Step 4: Execute with disciplined oversight

• Hold pre-batch readiness huddles to confirm materials, equipment, and people are

prepared.

• Assign roles for batch execution, data collection, deviation management, and

observer responsibilities.

• Capture data in real time; review trends at defined checkpoints rather than

waiting for batch completion.

• Use communication protocols for instant escalation when parameters drift.

Step 5: Conduct rapid, structured data reviews

• Convene data review meetings within 24-48 hours of batch completion.

• Review CPPs, CQAs, sampling results, deviations, and operator logbooks.

• Assess against predefined acceptance criteria and document conclusions.
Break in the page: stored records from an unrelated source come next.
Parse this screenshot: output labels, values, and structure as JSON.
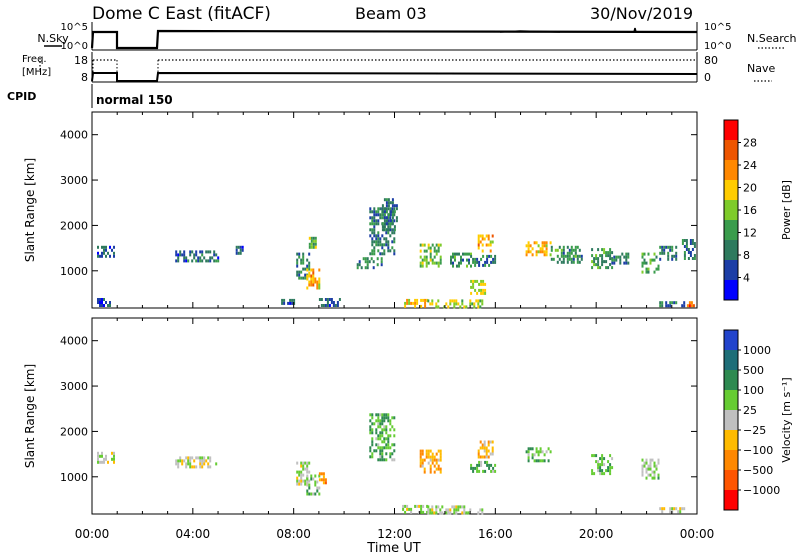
{
  "header": {
    "title": "Dome C East (fitACF)",
    "beam": "Beam 03",
    "date": "30/Nov/2019"
  },
  "noise_panel": {
    "left_label": "N.Sky",
    "right_label": "N.Search",
    "left_ticks": [
      "10^5",
      "10^0"
    ],
    "right_ticks": [
      "10^5",
      "10^0"
    ]
  },
  "freq_panel": {
    "left_label_1": "Freq.",
    "left_label_2": "[MHz]",
    "right_label": "Nave",
    "left_ticks": [
      "18",
      "8"
    ],
    "right_ticks": [
      "80",
      "0"
    ]
  },
  "cpid": {
    "label": "CPID",
    "mode": "normal 150"
  },
  "x_axis": {
    "ticks": [
      "00:00",
      "04:00",
      "08:00",
      "12:00",
      "16:00",
      "20:00",
      "00:00"
    ],
    "label": "Time UT"
  },
  "chart_data": [
    {
      "type": "heatmap",
      "panel": "power",
      "ylabel": "Slant Range [km]",
      "ylim": [
        180,
        4500
      ],
      "y_ticks": [
        "4000",
        "3000",
        "2000",
        "1000"
      ],
      "xlim_hours": [
        0,
        24
      ],
      "colorbar_label": "Power [dB]",
      "colorbar_ticks": [
        "28",
        "24",
        "20",
        "16",
        "12",
        "8",
        "4"
      ],
      "colors": [
        "#0000ff",
        "#1c3ea6",
        "#2e7a5e",
        "#3a9c4c",
        "#7ecb2a",
        "#ffcc00",
        "#ff8800",
        "#ee5500",
        "#ff0000"
      ],
      "value_range": [
        0,
        30
      ],
      "regions": [
        {
          "t": [
            0.2,
            0.9
          ],
          "r": [
            1350,
            1550
          ],
          "v": 6
        },
        {
          "t": [
            0.2,
            0.7
          ],
          "r": [
            250,
            400
          ],
          "v": 5
        },
        {
          "t": [
            3.3,
            5.0
          ],
          "r": [
            1200,
            1450
          ],
          "v": 7
        },
        {
          "t": [
            5.7,
            6.0
          ],
          "r": [
            1400,
            1550
          ],
          "v": 6
        },
        {
          "t": [
            7.5,
            8.0
          ],
          "r": [
            250,
            380
          ],
          "v": 6
        },
        {
          "t": [
            8.1,
            8.6
          ],
          "r": [
            850,
            1400
          ],
          "v": 9
        },
        {
          "t": [
            8.5,
            9.0
          ],
          "r": [
            650,
            1050
          ],
          "v": 20
        },
        {
          "t": [
            8.6,
            8.9
          ],
          "r": [
            1550,
            1750
          ],
          "v": 13
        },
        {
          "t": [
            9.0,
            9.8
          ],
          "r": [
            250,
            400
          ],
          "v": 6
        },
        {
          "t": [
            10.5,
            11.5
          ],
          "r": [
            1100,
            1300
          ],
          "v": 9
        },
        {
          "t": [
            11.0,
            12.0
          ],
          "r": [
            1400,
            2400
          ],
          "v": 8
        },
        {
          "t": [
            11.5,
            12.1
          ],
          "r": [
            1900,
            2600
          ],
          "v": 8
        },
        {
          "t": [
            12.3,
            13.3
          ],
          "r": [
            230,
            380
          ],
          "v": 20
        },
        {
          "t": [
            13.3,
            15.5
          ],
          "r": [
            220,
            370
          ],
          "v": 16
        },
        {
          "t": [
            13.0,
            13.8
          ],
          "r": [
            1100,
            1600
          ],
          "v": 14
        },
        {
          "t": [
            14.2,
            15.0
          ],
          "r": [
            1100,
            1400
          ],
          "v": 10
        },
        {
          "t": [
            15.3,
            15.9
          ],
          "r": [
            1450,
            1800
          ],
          "v": 20
        },
        {
          "t": [
            15.0,
            15.6
          ],
          "r": [
            500,
            800
          ],
          "v": 17
        },
        {
          "t": [
            15.0,
            16.0
          ],
          "r": [
            1100,
            1350
          ],
          "v": 9
        },
        {
          "t": [
            17.2,
            18.2
          ],
          "r": [
            1350,
            1650
          ],
          "v": 19
        },
        {
          "t": [
            18.2,
            19.4
          ],
          "r": [
            1200,
            1550
          ],
          "v": 10
        },
        {
          "t": [
            19.8,
            20.6
          ],
          "r": [
            1100,
            1500
          ],
          "v": 11
        },
        {
          "t": [
            20.6,
            21.3
          ],
          "r": [
            1200,
            1400
          ],
          "v": 8
        },
        {
          "t": [
            21.8,
            22.5
          ],
          "r": [
            1000,
            1400
          ],
          "v": 12
        },
        {
          "t": [
            22.5,
            23.5
          ],
          "r": [
            230,
            330
          ],
          "v": 8
        },
        {
          "t": [
            22.5,
            23.2
          ],
          "r": [
            1250,
            1550
          ],
          "v": 9
        },
        {
          "t": [
            23.4,
            23.9
          ],
          "r": [
            1300,
            1700
          ],
          "v": 8
        },
        {
          "t": [
            23.6,
            23.9
          ],
          "r": [
            230,
            330
          ],
          "v": 24
        }
      ]
    },
    {
      "type": "heatmap",
      "panel": "velocity",
      "ylabel": "Slant Range [km]",
      "ylim": [
        180,
        4500
      ],
      "y_ticks": [
        "4000",
        "3000",
        "2000",
        "1000"
      ],
      "xlim_hours": [
        0,
        24
      ],
      "colorbar_label": "Velocity [m s⁻¹]",
      "colorbar_ticks": [
        "1000",
        "500",
        "100",
        "25",
        "−25",
        "−100",
        "−500",
        "−1000"
      ],
      "colors": [
        "#2244cc",
        "#1e6e78",
        "#2e8a50",
        "#66cc33",
        "#c0c0c0",
        "#ffbb00",
        "#ff8800",
        "#ff5500",
        "#ff0000"
      ],
      "value_range": [
        -1000,
        1000
      ],
      "regions": [
        {
          "t": [
            0.2,
            0.9
          ],
          "r": [
            1350,
            1550
          ],
          "v": 0
        },
        {
          "t": [
            3.3,
            5.0
          ],
          "r": [
            1200,
            1450
          ],
          "v": 0
        },
        {
          "t": [
            8.1,
            8.6
          ],
          "r": [
            850,
            1400
          ],
          "v": 50
        },
        {
          "t": [
            8.5,
            9.0
          ],
          "r": [
            650,
            1050
          ],
          "v": 200
        },
        {
          "t": [
            9.0,
            9.3
          ],
          "r": [
            900,
            1100
          ],
          "v": -400
        },
        {
          "t": [
            11.0,
            12.0
          ],
          "r": [
            1400,
            2400
          ],
          "v": 300
        },
        {
          "t": [
            12.3,
            13.3
          ],
          "r": [
            230,
            380
          ],
          "v": 80
        },
        {
          "t": [
            13.3,
            15.5
          ],
          "r": [
            220,
            370
          ],
          "v": 60
        },
        {
          "t": [
            13.0,
            13.8
          ],
          "r": [
            1100,
            1600
          ],
          "v": -300
        },
        {
          "t": [
            15.3,
            15.9
          ],
          "r": [
            1450,
            1800
          ],
          "v": -200
        },
        {
          "t": [
            15.0,
            16.0
          ],
          "r": [
            1100,
            1350
          ],
          "v": 300
        },
        {
          "t": [
            17.2,
            18.2
          ],
          "r": [
            1350,
            1650
          ],
          "v": 250
        },
        {
          "t": [
            19.8,
            20.6
          ],
          "r": [
            1100,
            1500
          ],
          "v": 200
        },
        {
          "t": [
            21.8,
            22.5
          ],
          "r": [
            1000,
            1400
          ],
          "v": 150
        },
        {
          "t": [
            22.5,
            23.5
          ],
          "r": [
            230,
            330
          ],
          "v": 0
        }
      ]
    }
  ]
}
• Decide on readiness for the next batch, required corrective actions, or

additional monitoring.

Metrics that prove PPQ stability

• Planned versus unplanned deviations per batch.
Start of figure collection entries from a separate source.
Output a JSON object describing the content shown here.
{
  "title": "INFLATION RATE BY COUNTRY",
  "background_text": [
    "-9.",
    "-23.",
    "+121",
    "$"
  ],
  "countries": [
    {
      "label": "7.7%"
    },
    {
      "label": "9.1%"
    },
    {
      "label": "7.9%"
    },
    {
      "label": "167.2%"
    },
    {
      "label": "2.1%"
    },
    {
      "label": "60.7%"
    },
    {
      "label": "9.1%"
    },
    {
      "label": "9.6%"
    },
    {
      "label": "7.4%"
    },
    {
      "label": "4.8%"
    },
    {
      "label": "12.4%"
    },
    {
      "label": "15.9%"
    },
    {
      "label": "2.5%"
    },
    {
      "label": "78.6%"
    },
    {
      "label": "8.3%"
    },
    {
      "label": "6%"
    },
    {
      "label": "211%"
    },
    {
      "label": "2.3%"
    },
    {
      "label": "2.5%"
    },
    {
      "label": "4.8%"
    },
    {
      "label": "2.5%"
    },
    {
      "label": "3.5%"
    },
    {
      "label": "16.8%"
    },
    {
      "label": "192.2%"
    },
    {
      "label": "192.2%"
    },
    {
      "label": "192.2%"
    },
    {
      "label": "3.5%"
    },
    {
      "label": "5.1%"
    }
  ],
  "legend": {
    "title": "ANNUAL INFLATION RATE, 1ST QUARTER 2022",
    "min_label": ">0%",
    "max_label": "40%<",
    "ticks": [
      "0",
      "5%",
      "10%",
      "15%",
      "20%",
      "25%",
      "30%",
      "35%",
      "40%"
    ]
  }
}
• Time from batch completion to data review sign-off.

• Percentage of critical parameters within target ranges.

• Analytical turnaround against commitment.

• Successful completion of PPQ campaign versus planned number of batches.

45-day roadmap

1. Days 1-10: Review recent PPQ runs, document delay drivers, and update risk

assessments.

2. Days 11-20: Refresh CPP/CQA lists, finalize sampling plans, and verify

analytical readiness.

3. Days 21-30: Configure real-time monitoring dashboards and conduct a mock

data review using legacy batch data.

4. Days 31-45: Execute the next PPQ batch using the enhanced process, track

metrics, and iterate before subsequent batches.

Frequently asked questions

How many PPQ batches do we need? Apply science- and risk-based rationale.

Justify the number to regulators using historical data and process knowledge.

What documentation should we maintain? Risk assessments, readiness reviews,

batch records, deviation reports, data review minutes, and PPQ summary report.

How do we handle unexpected deviations? Follow predefined decision trees,

perform root cause analysis quickly, and document rationale for continuing or

repeating batches.

Can we automate data analysis? Yes. Use statistical process control tools

to flag trends and integrate with data historians for faster reviews.

Sustain the win

Hold data-review meetings after each PPQ batch, update risk maps with real-world

learnings, and rotate PPQ leadership to build depth. Share success metrics with

regulatory and supply-chain stakeholders to maintain support. When PPQ runs lack

surprises, launch timelines stay intact.